Fox News host and constitutional scholar Mark Levin blamed President Joe Biden and his administration for adopting policies that have led to a rash of domestic and foreign crises, including gas shortages and inflation in the U.S. and unrest and violence in the Middle East.

“Every one of these crises you mentioned were created by Joe Biden. Joe Biden is a human pandemic. That’s exactly what he is,” Levin, author of the new book “American Marxism,” told fellow host Sean Hannity Wednesday.

“From the border, to the currency, to inflation, the price of food the price of gasoline, the price of toys and plastics and steel—go right down the list. He has opened a Pandora’s Box to inflation and that is a tough box to shut,” Levin added.

“But, the Democrats are used to these sort of things since they create inflation, and recession, and depressions all the time, taking our money and money that doesn’t even exist and throwing it all over the place to give money to its base as they follow this Marxist ideology of class warfare and oppression/oppressor,” he continued.

“Joe Biden is the greatest president—not for our allies but for our enemies. Hamas sees it, Islamic Jihad sees it, the Palestinian terrorists see it—that’s why they’re doing what they’re doing,” Levin noted further.

“The communist Chinese see it, they thumb their nose at Biden. Putin sees it, they all see it. It’s a much more dangerous world as a result of Biden being in the Oval Office. He is absolutely pathetic.”

Levin’s critique comes as Biden and his adminstration face a host of simultaneous crises, all of which appear to be getting worse.

A ransomware attack on the Colonial Pipeline network forced the company to shut down a system that supplied Gulf and East Coast states with more than 45 percent of their gasoline, diesel and jet fuel.

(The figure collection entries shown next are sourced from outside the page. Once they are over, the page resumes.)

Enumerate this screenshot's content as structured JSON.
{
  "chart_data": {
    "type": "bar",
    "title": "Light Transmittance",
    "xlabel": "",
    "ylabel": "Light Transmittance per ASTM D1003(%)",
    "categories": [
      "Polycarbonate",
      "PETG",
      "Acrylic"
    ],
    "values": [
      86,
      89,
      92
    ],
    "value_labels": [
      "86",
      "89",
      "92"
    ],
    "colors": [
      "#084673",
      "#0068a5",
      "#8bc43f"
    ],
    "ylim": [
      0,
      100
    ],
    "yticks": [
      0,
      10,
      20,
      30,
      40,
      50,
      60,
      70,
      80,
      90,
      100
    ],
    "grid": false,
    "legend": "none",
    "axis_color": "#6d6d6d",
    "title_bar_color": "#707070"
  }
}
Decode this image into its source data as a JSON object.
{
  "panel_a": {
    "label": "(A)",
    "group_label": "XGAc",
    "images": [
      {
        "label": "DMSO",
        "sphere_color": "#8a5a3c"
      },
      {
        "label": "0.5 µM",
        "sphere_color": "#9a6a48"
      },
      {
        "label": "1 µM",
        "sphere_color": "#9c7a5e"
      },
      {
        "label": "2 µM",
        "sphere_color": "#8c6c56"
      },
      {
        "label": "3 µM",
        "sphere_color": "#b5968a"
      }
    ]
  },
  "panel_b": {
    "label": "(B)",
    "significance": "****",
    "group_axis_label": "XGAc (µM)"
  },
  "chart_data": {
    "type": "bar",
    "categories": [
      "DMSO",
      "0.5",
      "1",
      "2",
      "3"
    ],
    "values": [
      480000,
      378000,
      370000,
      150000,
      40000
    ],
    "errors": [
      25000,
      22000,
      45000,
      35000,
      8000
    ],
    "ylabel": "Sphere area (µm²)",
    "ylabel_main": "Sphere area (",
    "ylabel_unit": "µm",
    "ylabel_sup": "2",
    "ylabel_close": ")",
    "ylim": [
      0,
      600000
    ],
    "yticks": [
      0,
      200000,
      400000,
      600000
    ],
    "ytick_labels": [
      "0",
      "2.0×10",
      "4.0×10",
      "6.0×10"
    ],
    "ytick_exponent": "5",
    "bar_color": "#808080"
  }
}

Within a few days of being shut down, gas stations in several states reported runs on supplies by panicked consumers who rushed to fill up tanks. The result was a growing number of gas stations running out completely, with North Carolina and Virginia two of the states that were hardest hit.

But even before the Colonial Pipeline disruption, gasoline and diesel fuel prices had already been on the rise, with averages touching high three-dollar-a-gallon in many states and more than four dollars per gallon in California.

In addition to gasoline, prices on many other commodities including lumber, food, and other goods have also been spiraling upward, even as companies are paying higher prices for increasingly scarce supplies.

“Companies paid much higher prices to producers in April for everything from steel to meat in another sign of inflation in an economy rapidly recovering from the pandemic. The new data comes a day after a sharp gain in consumer prices sent the stock market reeling,” CNBC reported Thursday.

The financial news outlet went on to note that the Producer Price Index, while rising just 0.6 percent in April over the previous month, has skyrocketed 6.2 percent year-over-year, marking “the largest increase” since the Bureau of Labor Statistics began tracking it in 2010.

“Economists polled by FactSet were expecting a 0.3% monthly increase in April and 3.8% year over year,” CNBC added.